Thursday, February 16, 2006

RIAA dun gone loco

ever been out to a bar with a friend who didn't know when to shut the fuck up? he gets a few drinks in him and he starts yapping on or he goes and hits on some chick who doesn't appear to have a boyfriend in the 2 seconds he looks at her. he gets rebuffed a couple times and you think "oh good, maybe he'll back off and shut his mouth." but he doesn't. now he's actively pissing people off around him, and you start wondering how many guys you can pull off him before the bouncers will be able to help. you could leave him to go get his ass kicked but that's your boy you gotta back him.

well, now imagine that scenario and now picture that you represent all the recording artists in the music industry. the RIAA represents the drunken friend. see, the drunken friend (drunk on POWER in this case) has just upped the ante in the legal world of online file sharing. they are now saying that RIPPING CDs THAT YOU LEGALLY BOUGHT SO YOU CAN PUT THEM ON YOUR iPod OR OTHER MP3 PLAYER IS ILLEGAL.


what does this mean? well basically that the RIAA feels that if you buy an insanely overpriced CD you are now stuck listening to it in that form only. which also means that they feel the only manner you should be able to load an iPod up is by buying stuff to load it with.
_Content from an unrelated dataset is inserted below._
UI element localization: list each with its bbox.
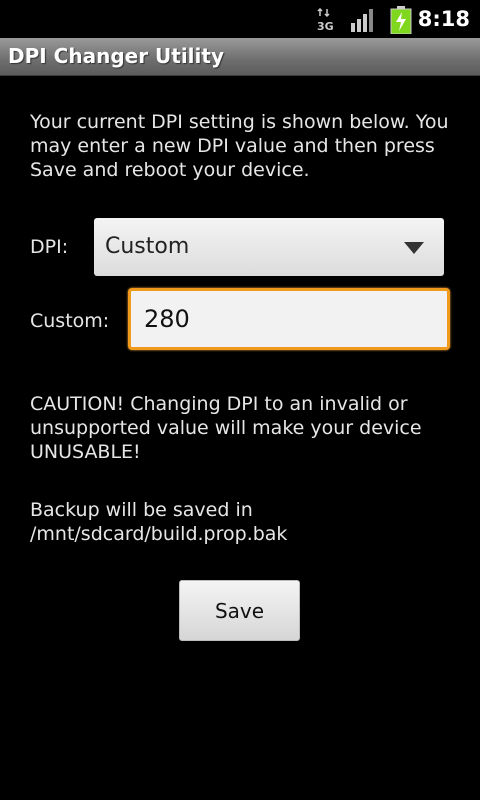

does all this scare you? it should. does it piss you off? it REALLY should. how many other companies/industries do you know of that SUE THEIR CUSTOMERS?? this is like someone bumming a smoke off me and having Marlboro sue me for it. here's the things i'm pondering on this.

- are there ANY musicians who are pulling their heads out of their asses long enough to realize, "holy shit, these fuckers at the RIAA are going to kill this industry..... i better back out and distance myself from these lunatics while i still have fans"
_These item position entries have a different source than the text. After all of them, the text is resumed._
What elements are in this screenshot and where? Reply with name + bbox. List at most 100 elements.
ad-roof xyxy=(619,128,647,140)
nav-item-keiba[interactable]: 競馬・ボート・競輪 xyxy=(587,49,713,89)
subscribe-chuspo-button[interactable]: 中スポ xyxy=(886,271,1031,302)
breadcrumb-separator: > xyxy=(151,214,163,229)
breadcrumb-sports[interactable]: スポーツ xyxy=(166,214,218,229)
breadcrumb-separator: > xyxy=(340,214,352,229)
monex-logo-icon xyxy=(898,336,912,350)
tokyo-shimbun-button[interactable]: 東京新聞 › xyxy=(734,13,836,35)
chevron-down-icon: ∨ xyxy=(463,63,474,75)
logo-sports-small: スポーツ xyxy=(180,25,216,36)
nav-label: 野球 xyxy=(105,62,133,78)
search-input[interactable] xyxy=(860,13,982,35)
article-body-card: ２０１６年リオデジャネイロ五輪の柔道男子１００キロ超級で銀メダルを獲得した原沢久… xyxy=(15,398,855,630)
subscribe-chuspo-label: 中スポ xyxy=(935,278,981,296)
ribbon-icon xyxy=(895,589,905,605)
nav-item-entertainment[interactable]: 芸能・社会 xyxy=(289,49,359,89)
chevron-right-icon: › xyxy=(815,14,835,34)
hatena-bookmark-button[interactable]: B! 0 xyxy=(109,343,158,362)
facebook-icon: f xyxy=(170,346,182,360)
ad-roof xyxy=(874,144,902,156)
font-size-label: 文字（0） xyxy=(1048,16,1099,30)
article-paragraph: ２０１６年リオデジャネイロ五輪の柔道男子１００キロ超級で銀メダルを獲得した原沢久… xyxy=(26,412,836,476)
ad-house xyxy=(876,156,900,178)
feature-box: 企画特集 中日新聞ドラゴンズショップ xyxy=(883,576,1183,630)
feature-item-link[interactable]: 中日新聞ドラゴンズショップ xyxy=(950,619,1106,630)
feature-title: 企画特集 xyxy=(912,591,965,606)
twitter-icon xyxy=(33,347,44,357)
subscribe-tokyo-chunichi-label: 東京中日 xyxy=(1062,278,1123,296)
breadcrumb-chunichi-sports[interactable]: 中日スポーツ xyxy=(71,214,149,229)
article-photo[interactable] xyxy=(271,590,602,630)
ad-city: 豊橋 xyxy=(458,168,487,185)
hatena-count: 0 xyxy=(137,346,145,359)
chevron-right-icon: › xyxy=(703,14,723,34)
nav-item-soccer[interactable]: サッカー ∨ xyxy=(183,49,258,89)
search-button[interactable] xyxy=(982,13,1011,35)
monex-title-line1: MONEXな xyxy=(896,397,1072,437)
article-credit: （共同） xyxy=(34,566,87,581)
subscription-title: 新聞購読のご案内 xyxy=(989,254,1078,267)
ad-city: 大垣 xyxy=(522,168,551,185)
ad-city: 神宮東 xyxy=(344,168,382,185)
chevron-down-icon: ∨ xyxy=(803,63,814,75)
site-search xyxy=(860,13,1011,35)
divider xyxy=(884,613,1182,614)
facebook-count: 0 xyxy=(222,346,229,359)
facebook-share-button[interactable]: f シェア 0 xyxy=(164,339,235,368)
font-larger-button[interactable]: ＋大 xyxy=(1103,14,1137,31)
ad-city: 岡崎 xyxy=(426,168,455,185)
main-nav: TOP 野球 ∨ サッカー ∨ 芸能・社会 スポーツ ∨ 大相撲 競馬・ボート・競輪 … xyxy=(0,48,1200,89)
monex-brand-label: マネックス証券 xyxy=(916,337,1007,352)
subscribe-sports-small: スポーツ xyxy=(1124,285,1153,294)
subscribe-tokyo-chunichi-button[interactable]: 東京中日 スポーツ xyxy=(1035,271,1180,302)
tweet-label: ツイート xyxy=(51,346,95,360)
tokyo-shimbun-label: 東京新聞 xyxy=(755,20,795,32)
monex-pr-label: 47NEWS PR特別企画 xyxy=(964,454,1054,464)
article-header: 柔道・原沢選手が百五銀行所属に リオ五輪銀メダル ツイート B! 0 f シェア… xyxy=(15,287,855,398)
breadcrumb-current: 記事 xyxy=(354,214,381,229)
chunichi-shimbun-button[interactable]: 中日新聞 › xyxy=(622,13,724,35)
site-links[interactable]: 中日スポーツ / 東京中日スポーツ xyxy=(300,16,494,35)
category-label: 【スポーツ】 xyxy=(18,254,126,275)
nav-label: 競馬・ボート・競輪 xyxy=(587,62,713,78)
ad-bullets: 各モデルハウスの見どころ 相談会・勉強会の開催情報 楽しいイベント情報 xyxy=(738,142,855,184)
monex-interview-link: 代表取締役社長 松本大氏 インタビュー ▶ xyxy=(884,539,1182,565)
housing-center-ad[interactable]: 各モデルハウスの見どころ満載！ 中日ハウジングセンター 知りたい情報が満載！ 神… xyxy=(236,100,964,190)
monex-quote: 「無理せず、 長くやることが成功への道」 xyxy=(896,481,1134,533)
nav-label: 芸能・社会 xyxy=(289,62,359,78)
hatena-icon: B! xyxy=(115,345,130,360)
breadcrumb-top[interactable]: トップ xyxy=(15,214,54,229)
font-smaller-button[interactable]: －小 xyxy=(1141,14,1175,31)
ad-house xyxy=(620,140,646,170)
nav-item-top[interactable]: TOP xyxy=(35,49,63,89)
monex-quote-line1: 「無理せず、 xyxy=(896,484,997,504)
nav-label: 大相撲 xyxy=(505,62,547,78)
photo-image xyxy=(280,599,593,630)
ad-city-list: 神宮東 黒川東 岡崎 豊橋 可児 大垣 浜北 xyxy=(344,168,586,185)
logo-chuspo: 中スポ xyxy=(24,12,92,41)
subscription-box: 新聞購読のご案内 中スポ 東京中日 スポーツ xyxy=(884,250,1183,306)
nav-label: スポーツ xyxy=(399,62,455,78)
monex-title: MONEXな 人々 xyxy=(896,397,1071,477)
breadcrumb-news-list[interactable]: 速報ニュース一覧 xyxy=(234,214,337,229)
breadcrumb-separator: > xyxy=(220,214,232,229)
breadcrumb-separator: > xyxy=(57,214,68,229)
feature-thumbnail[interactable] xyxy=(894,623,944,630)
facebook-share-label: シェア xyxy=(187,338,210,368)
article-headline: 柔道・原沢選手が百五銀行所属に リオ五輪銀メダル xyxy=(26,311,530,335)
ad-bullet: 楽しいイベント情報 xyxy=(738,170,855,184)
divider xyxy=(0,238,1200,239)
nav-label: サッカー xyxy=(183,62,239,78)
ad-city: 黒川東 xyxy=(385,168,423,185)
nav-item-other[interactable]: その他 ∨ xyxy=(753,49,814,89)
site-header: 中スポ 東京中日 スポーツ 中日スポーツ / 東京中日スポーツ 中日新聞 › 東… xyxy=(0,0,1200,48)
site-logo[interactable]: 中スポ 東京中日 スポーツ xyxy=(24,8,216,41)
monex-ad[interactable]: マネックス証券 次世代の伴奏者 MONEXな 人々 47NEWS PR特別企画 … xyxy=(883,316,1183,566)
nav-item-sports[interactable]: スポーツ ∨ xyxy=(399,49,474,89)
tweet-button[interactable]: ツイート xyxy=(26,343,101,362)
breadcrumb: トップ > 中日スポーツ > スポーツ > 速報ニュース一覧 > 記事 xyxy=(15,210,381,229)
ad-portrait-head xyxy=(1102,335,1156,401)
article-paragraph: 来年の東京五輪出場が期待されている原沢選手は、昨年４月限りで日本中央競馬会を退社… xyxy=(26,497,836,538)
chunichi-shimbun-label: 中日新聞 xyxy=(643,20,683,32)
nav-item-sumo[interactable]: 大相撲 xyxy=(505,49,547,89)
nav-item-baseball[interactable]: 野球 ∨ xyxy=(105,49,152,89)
- i'm not sure what's worse: the smug way they're doing this as if there's nothing wrong with it, the fucked up commercials they put up calling US thieves ($14 for a CD? and WE'RE the thieves????), or the way they expect us to just give up.

- they're about to call down the unholy wrath of the online community. file-sharing is about to go big-time. i'm hoping that this is the straw that breaks the camel's back and that we see a revolution the likes of which the RIAA never dreamed would happen.

- if someone in Bush's camp had any sense, they'd jump all over this and beat the RIAA with everything they had. i mean, the entertainment industry already hates him so what's he got to lose? if nothing else he'll win over a few youth voters who MIGHT realize that the industry that's been tell them what's what all these years is more greedy and crooked than they ever imagined.